第五十一章 血衣楼主(第2页)
萧千绝看他见著自己居然能做到面色不改,倒有些佩服他的胆色,笑道:“小兄弟敌意甚强,定是对我血衣楼有所误会。”
冷凌秋冷笑一声:“误会,你带人围攻我爹,蛊惑姬水瑶下毒害死我娘,也是误会么?”
萧千绝听后面色一沉,隨即道:“此事定是杨士奇对你说的罢?”
不待冷凌秋作答,又接著道:“围攻你爹也確有其事,只是当年各为其主,我忠於永乐帝,既然要找寻建文帝下落,自然要用些手段。”
“而你爹偏要守护朱允炆,誓死不说,大家既然道不同,最后自然免不得廝杀一场,大家以武相博,各凭本事,有何话说?”
冷凌秋脸色白中带红,气愤难平,道:“如是堂堂正正廝杀,我爹技不如人,死於你手,倒也罢了,但你让姬水瑶对我娘下『忘情蛊做那些齷齪的小人勾当,又做何解释?”
萧千绝冷笑一声,道:“小人勾当?你爹不入正流,不安天命,在京师持剑劫驾,闹得天翻地覆,这番作为,便不是小人么?”
“再说成大事者,又何须在意方法,谁叫你爹到处招蜂引蝶,却又偏偏遇到姬水瑶这个痴心之人,我不过隨口一说,她便要信,我又能奈她何?”
他这一说,便是等於承认当年誑骗姬水瑶下毒一事,也间接的承认了“忘情蛊”確实是出於百花宫。
可见杨士奇那晚所说属实,倒是没有骗他,就算姬水瑶不认,想赖也赖不掉了。
冷凌秋见他將下毒之举说的冠冕堂皇,不由气得咬牙切齿。
只听萧铁手接口又道:“小子,自从你爹现身京城,那建文帝下落之谜,从此便成了我大哥心中之刺,一日不得结果,便一日不会罢休。”
边说边看向他,又道:“你要是知道些什么,倒不妨说了出来,免得到时候让我动手逼你。”
冷凌秋恨恨冷笑道:“莫说我不知此事,就算知晓了其中细节,又岂会说於你听?我要让你死也不会瞑目。你要动手便来,我冷凌秋不是贪生怕死之人。”
铁剑门眾人只以为血衣楼是为传国玉璽下落而来,没想到这其中还有许多秘事牵扯。
又见冷凌秋武功不高,但胆色过人,都心中佩服不已。
萧铁手见他嘴巴倔强,便要动手,杜刚只怕他暴起伤人,前踏一步,往冷凌秋身前一站,顿时封住他进身之道。
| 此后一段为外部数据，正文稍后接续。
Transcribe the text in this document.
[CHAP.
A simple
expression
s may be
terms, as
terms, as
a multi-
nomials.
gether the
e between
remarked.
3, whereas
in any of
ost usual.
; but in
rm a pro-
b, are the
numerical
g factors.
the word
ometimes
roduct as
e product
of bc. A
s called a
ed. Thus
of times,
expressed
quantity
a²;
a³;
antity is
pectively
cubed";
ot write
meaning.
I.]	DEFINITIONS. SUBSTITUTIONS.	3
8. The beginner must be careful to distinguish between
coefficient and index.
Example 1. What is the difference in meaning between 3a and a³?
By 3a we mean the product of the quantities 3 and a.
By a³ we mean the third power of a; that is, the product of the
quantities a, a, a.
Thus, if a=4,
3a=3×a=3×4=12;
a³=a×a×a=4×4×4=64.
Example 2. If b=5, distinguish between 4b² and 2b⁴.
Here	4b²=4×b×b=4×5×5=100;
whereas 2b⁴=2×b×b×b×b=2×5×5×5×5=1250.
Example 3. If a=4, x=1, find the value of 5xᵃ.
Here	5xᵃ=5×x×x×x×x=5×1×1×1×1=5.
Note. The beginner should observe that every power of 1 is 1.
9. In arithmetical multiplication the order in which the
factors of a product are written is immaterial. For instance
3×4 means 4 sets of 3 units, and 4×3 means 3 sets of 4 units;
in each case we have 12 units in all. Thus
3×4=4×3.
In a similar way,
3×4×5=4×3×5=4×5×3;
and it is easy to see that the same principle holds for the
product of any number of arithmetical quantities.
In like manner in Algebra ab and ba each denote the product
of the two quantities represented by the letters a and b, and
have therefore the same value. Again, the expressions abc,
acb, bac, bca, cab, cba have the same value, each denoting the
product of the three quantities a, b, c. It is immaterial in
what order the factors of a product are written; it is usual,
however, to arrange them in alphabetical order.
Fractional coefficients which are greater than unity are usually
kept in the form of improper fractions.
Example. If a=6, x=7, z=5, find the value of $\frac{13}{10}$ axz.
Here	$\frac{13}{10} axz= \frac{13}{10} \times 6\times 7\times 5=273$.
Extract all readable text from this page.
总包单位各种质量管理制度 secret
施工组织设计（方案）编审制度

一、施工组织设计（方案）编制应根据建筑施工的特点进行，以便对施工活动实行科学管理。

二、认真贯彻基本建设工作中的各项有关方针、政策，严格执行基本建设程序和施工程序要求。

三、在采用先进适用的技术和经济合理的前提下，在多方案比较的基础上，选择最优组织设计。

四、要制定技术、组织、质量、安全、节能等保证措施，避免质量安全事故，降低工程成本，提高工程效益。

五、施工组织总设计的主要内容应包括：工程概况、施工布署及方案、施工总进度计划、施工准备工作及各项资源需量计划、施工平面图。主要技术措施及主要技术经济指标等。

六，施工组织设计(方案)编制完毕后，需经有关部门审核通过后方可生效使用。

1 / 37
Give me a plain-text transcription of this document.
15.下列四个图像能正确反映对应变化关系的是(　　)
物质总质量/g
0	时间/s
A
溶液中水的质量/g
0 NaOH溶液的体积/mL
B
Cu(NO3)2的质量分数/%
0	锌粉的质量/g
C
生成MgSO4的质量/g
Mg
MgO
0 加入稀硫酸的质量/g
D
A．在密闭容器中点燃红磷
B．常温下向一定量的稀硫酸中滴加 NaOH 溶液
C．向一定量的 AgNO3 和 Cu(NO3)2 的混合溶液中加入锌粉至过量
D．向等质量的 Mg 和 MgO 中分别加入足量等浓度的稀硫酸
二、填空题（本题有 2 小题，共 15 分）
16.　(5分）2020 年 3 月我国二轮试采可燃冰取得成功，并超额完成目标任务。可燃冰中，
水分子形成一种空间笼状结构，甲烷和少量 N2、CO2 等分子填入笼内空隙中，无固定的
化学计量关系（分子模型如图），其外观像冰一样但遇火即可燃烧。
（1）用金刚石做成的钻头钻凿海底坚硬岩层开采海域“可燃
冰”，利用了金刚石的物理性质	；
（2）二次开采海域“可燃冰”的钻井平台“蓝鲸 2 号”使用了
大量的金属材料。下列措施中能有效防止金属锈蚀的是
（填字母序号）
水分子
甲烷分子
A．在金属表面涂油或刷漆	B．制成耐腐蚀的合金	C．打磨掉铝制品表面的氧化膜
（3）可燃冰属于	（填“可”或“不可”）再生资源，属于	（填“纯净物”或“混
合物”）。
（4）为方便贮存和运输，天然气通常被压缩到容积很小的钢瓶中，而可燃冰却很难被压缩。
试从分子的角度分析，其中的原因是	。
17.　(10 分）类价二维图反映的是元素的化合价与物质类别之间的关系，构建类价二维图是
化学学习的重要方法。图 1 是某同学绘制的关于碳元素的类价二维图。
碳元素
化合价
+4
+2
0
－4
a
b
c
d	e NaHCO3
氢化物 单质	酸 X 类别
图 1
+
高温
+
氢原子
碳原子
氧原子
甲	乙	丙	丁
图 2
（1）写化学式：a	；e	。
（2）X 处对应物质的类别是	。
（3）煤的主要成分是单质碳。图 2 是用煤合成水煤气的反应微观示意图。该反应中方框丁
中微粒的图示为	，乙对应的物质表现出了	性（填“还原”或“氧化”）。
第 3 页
萧铁手一见,嘿嘿笑道:“看来你铁剑门今日定要维护这小子了?”
杜刚怒喝一声,道:“我铁剑门想怎样关你球事,你要打便打,当爷爷我怕你不成?”
他这一喝中气十足,本来內力高深,这番再以“苍鬆劲”为基,一番话说出来,只觉气势非凡,倒有天下谁能奈我何的气概。
萧铁手气得两眼发鼓,便要动手,只听萧千绝道:“三弟休要生事。”
当即喝止住萧铁手,又对樊义道:“萧某今日来此,只为借那《农耕伐渔图》一观,不知樊老弟可愿赏老夫一个面子?”
樊义正要回话,身后樊忠踏步上前,先道:“这《农耕伐渔图》到底是萧楼主想看,还是王振想看,还是万岁爷想看呢?楼主不妨说得清楚些?”
萧铁手一见樊忠,顿时想起那日在太湖“济安药铺”,便是被此人偷袭,不禁哑然道:“原来是你?你究竟是何人?”
樊忠道:“在下乃当今圣上身前护卫將军,樊忠。”说完亮出腰牌,以明身份。
萧铁手想起那日他和郕王朱祁鈺一起,而曹少吉又对他多有惧怕,当知他所言属实。
不禁嘿嘿笑道:“少给我来这套,那东厂怕你,我血衣楼却未必怕你,今日若不交出那图来,管你是谁,老夫一概不认。”
樊忠听此一言,面生疑惑道:“你血衣楼和东厂究竟是何关係?难道你们不是王振派来的么?”
萧千绝听他说自己是王振所指派,顿时面含冷笑道:“王振。。。。。。嘿嘿,一个阉人,也配对老夫指手画脚么?”
眾人见他满脸不屑,均猜不透他此话何意。
只听他又道:“实不相瞒,当年泗水河一战,冷泫身死,建文帝下落之事,就此成谜,主上痛斥我萧某人办事不力,从此解散血衣楼,血衣楼乃老夫一手创建,却落的如此下场,老夫怎能甘心?”